By Pareasa Rahimi
University of Alabama at Birmingham School of Nursing alumna and Clinical Assistant Professor Stephanie Reed, DNP (BSN 2008, MSN 2015, DNP 2022), is Chief Clinical Information Officer at Children’s of Alabama, serving as an intermediary figure among the professions that impact patient care.
“I am the middle ground between nurses taking care of patients and the IT professionals who are working on computers daily,” Reed said. “I can use my clinical expertise and IT knowledge to merge the gap between the two, and it’s helpful to both sides to have multiple perspectives at the table. At the end of the day, it’s about marrying the clinical workflow with health IT and identifying how health IT can complement or improve patient care.”

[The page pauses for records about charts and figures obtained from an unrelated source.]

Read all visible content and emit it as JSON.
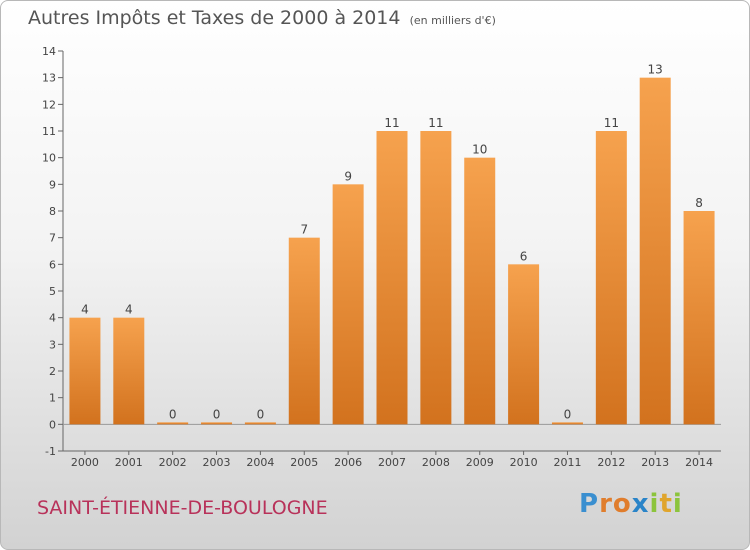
{
  "title": "Autres Impôts et Taxes de 2000 à 2014",
  "title_unit": "(en milliers d'€)",
  "commune": "SAINT-ÉTIENNE-DE-BOULOGNE",
  "logo": {
    "letters": [
      "P",
      "r",
      "o",
      "x",
      "i",
      "t",
      "i"
    ],
    "colors": [
      "#3a8fd0",
      "#e07d2c",
      "#e07d2c",
      "#2a84c8",
      "#8cc43c",
      "#e0a52c",
      "#8cc43c"
    ]
  },
  "colors": {
    "bar_light": "#f6a24e",
    "bar_dark": "#d2721e",
    "axis": "#666666",
    "text": "#444444"
  },
  "chart_data": {
    "type": "bar",
    "categories": [
      "2000",
      "2001",
      "2002",
      "2003",
      "2004",
      "2005",
      "2006",
      "2007",
      "2008",
      "2009",
      "2010",
      "2011",
      "2012",
      "2013",
      "2014"
    ],
    "values": [
      4,
      4,
      0,
      0,
      0,
      7,
      9,
      11,
      11,
      10,
      6,
      0,
      11,
      13,
      8
    ],
    "data_labels": [
      "4",
      "4",
      "0",
      "0",
      "0",
      "7",
      "9",
      "11",
      "11",
      "10",
      "6",
      "0",
      "11",
      "13",
      "8"
    ],
    "y_ticks": [
      -1,
      0,
      1,
      2,
      3,
      4,
      5,
      6,
      7,
      8,
      9,
      10,
      11,
      12,
      13,
      14
    ],
    "ylim": [
      -1,
      14
    ],
    "grid": false,
    "legend": "none"
  }
}
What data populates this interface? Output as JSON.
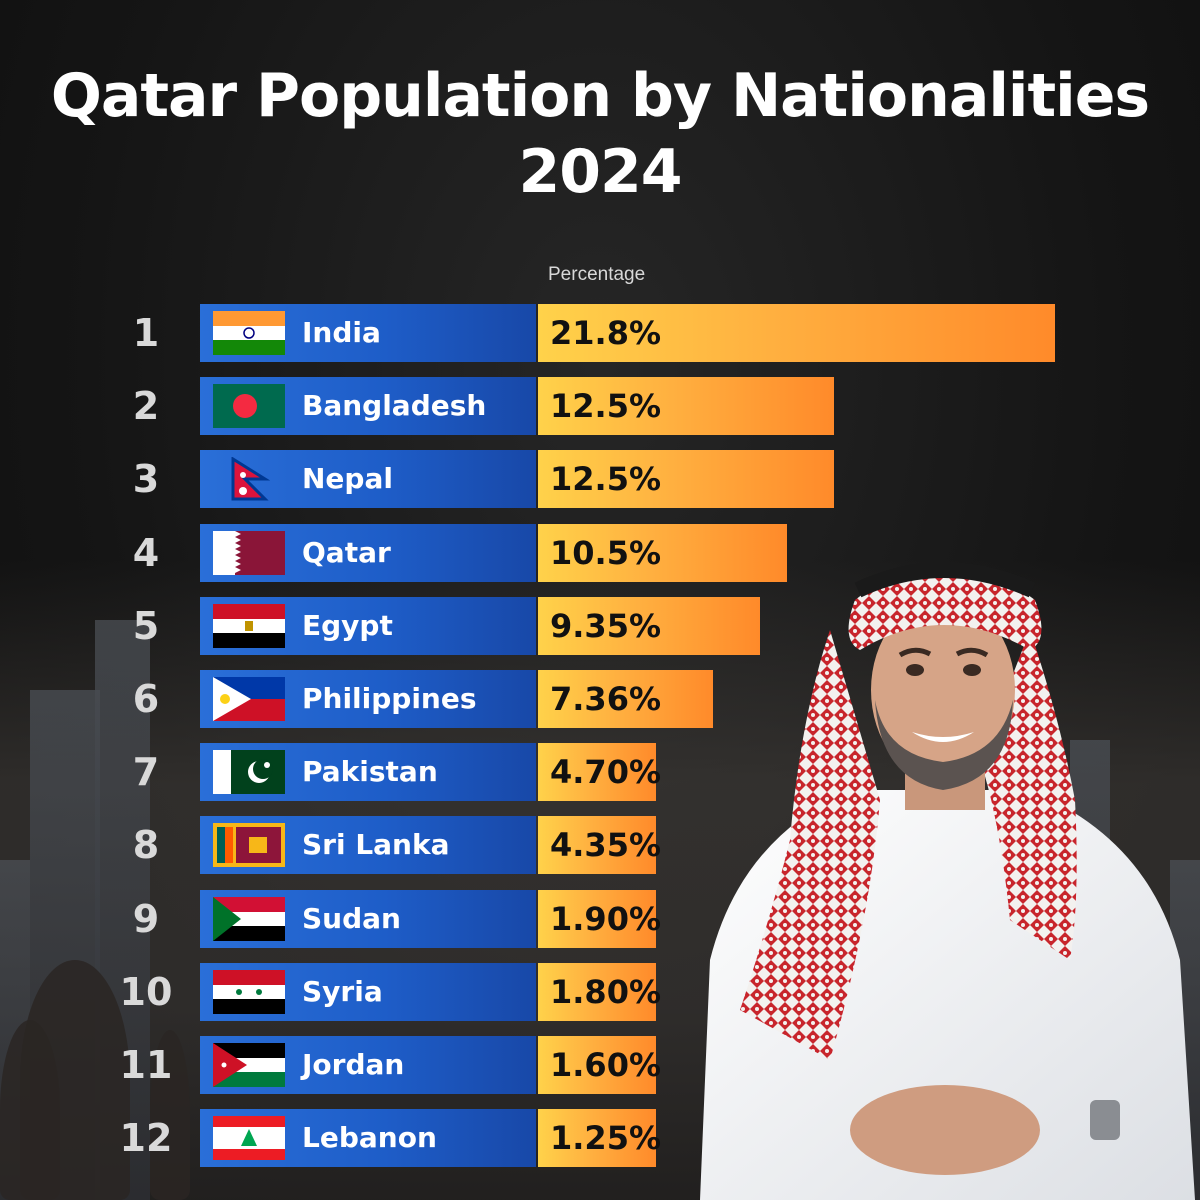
{
  "chart_data": {
    "type": "bar",
    "orientation": "horizontal",
    "title": "Qatar Population by Nationalities 2024",
    "value_label": "Percentage",
    "unit": "%",
    "xlim": [
      0,
      21.8
    ],
    "grid": false,
    "legend": "none",
    "ranks": [
      "1",
      "2",
      "3",
      "4",
      "5",
      "6",
      "7",
      "8",
      "9",
      "10",
      "11",
      "12"
    ],
    "categories": [
      "India",
      "Bangladesh",
      "Nepal",
      "Qatar",
      "Egypt",
      "Philippines",
      "Pakistan",
      "Sri Lanka",
      "Sudan",
      "Syria",
      "Jordan",
      "Lebanon"
    ],
    "values": [
      21.8,
      12.5,
      12.5,
      10.5,
      9.35,
      7.36,
      4.7,
      4.35,
      1.9,
      1.8,
      1.6,
      1.25
    ],
    "value_labels": [
      "21.8%",
      "12.5%",
      "12.5%",
      "10.5%",
      "9.35%",
      "7.36%",
      "4.70%",
      "4.35%",
      "1.90%",
      "1.80%",
      "1.60%",
      "1.25%"
    ],
    "flag_icons": [
      "india-flag-icon",
      "bangladesh-flag-icon",
      "nepal-flag-icon",
      "qatar-flag-icon",
      "egypt-flag-icon",
      "philippines-flag-icon",
      "pakistan-flag-icon",
      "sri-lanka-flag-icon",
      "sudan-flag-icon",
      "syria-flag-icon",
      "jordan-flag-icon",
      "lebanon-flag-icon"
    ]
  },
  "colors": {
    "name_box": "#1e5dc8",
    "bar_start": "#ffd24a",
    "bar_end": "#ff8a2a",
    "title": "#ffffff",
    "background": "#141414"
  }
}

Reed launched her informatics career non-traditionally. After earning her Bachelor of Science in Nursing degree from the School, she worked at Children’s of Alabama as a bedside pediatric intensive care unit nurse. While in that role, she was asked to help with a short-term IT project as a nurse informatician, with a plan of returning to the bedside within a year. What turned out to be an ever-evolving project led to Reed discovering her passion for informatics. Since then, Reed’s career has progressed from nurse informaticist, to manager of nursing informatics, and most recently taking on the entirety of clinical informatics for the hospital. As Chief Clinical Information Officer, she oversees all facets of informatics, including nursing, lab, pharmacy and radiology, as well as clinical information technology. She also has since returned to the UAB School of Nursing to earn a Master of Science in Nursing degree with a specialty in Nursing Informatics and a Doctor of Nursing Practice degree.
“I didn’t even fully know what informatics was until a few years into the project, so once I recognized that, I wanted to formalize everything I was doing at Children’s of Alabama by going back for my MSN,” Reed said.
Reed said the Nursing Informatics specialty furthered her understanding of information technology, gave her leadership and project management experience, and provided the opportunity to be involved in frontier work, getting on the ground floor of new ideas and technologies within the field. Her mentorship with the late Dr. Marisa Wilson, Associate Professor and director of the Nursing Health Systems Leadership Pathway, was key to these experiences.
“Dr. Marisa Wilson was invaluable to my career,” Reed said. “She was a frontrunner in nursing informatics and an incredible mentor to me. I could not thank her enough for all that she did for me, both from an educational perspective and as a colleague.”
Reed was among one of the first cohorts of the School’s Nurse Executive Doctor of Nursing Practice Pathway. Her DNP project focused on implementing telehealth for pediatric patients in the midst of the COVID-19 pandemic. Outcomes included an increase in patient visits, a decrease in no-show rates and sustained patient satisfaction.
“Being able to grow in my career as a nurse informatician, formalize that with executive-level and leadership education and take a step back as a student to evaluate all the work we’ve been doing through a pandemic was so exciting to see,” Reed said.
Reed considers herself a lifelong learner and is passionate about identifying ways in which virtual care can complement nursing practice in the pediatric landscape. She currently is evaluating how virtual nursing could be used to complement nursing care at the bedside in pediatrics. She is an active member of the American Telemedicine Association, which allows her to network with colleagues who also are evaluating new nursing care models that include virtual nursing. She recently was asked to co-chair the ATA’s Pediatric Special Interest Group, where she will help facilitate the conversations about pediatric virtual care models.
“I have been able to be a part of the nursing informatics evolution and have seen firsthand how emerging technologies are improving care," Reed said. "The up-and-coming technology related to virtual nursing has the potential to decrease nursing burnout and expand the careers of nurses that are considering leaving the bedside early. Why lose the experience and mentorship of an experienced nurse if he or she can still practice to the top of their license virtually? These are very exciting times, and I am passionate about it. There is no telling what the future holds for where nursing and technology intersect.”